According to MUW researcher Rainer Leitgeb, the study's principal investigator, "The higher speed is necessary so that we do not lose contrast while we are imaging the details due to the patient moving. It gives us a detailed picture of the perfusion of the blood and the structure of vessels." He adds that his team is the first anywhere to "achieve this degree of detail to image the vascular system of human skin cancers."

The technology also enables understanding of how existing tumors are nourished, thereby providing a tool for development of targeted therapies.

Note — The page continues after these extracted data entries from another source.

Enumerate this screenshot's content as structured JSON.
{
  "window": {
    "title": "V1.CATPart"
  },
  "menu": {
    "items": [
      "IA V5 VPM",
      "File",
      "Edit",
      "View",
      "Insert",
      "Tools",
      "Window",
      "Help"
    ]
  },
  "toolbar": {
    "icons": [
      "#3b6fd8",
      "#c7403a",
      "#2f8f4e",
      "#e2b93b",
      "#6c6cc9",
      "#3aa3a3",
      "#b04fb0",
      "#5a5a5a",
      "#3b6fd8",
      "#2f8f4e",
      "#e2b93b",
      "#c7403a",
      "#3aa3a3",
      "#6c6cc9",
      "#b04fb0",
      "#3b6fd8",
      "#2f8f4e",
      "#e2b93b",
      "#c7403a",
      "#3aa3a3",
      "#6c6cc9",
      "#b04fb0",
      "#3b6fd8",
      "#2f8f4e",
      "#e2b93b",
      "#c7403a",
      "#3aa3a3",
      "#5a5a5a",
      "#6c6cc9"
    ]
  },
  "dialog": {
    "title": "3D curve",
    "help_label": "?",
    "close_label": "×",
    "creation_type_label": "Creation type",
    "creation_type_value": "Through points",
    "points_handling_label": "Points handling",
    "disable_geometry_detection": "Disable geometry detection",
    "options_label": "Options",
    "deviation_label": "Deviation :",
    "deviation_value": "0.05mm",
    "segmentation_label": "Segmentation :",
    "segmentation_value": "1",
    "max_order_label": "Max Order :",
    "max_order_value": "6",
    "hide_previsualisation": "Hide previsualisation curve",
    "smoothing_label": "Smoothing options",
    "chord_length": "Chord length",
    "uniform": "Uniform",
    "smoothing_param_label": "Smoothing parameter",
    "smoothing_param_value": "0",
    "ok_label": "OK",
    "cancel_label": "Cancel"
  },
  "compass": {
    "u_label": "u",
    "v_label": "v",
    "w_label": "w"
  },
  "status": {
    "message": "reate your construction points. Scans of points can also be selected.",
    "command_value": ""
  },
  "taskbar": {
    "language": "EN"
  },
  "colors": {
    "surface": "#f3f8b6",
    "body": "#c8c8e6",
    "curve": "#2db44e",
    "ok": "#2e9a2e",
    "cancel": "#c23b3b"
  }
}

A basal cell carcinoma on a patient's forehead, imaged using dermascopy
A basal cell carcinoma on a patient's forehead, imaged using (a) dermascopy, with square indicating the optical coherence tomography (OCT) field of view depicted in (b), where black and red bars indicate depth range for (c) and (d), respectively. (c) Intensity en-face mean projection for depth range in (b); dashed line indicates the tomogram position. (d) 2 × 2 mm en-face fly through the microvasculature starting from surface (see http://bcove.me/h2kra3do; video courtesy of Biomedical Optics Express). (e) Overlay of microcirculation on structural information.

The researchers think their system has the most promise for clinical application in diagnosing and treating skin cancer, but that it could help doctors assess how quickly a tumor is likely to grow and spread, and to monitor the effectiveness of treatments such as topical chemotherapy. "Treatment monitoring may also be expanded toward inflammatory and auto-immune related dermatological conditions," says Cedric Blatter of MUW, lead author on the publication.1

Going forward, the researchers would like to increase the device's field of view so it can image the full lesion along with its border to healthy tissue. They are also working on speeding up the post-processing of the optical signal to enable live vasculature display and improving the portability of the system, which currently occupies an area about half the size of an office desk.

1. C. Blatter et al., Biomed. Opt. Exp., 3, 10, 2636–2646 (2012).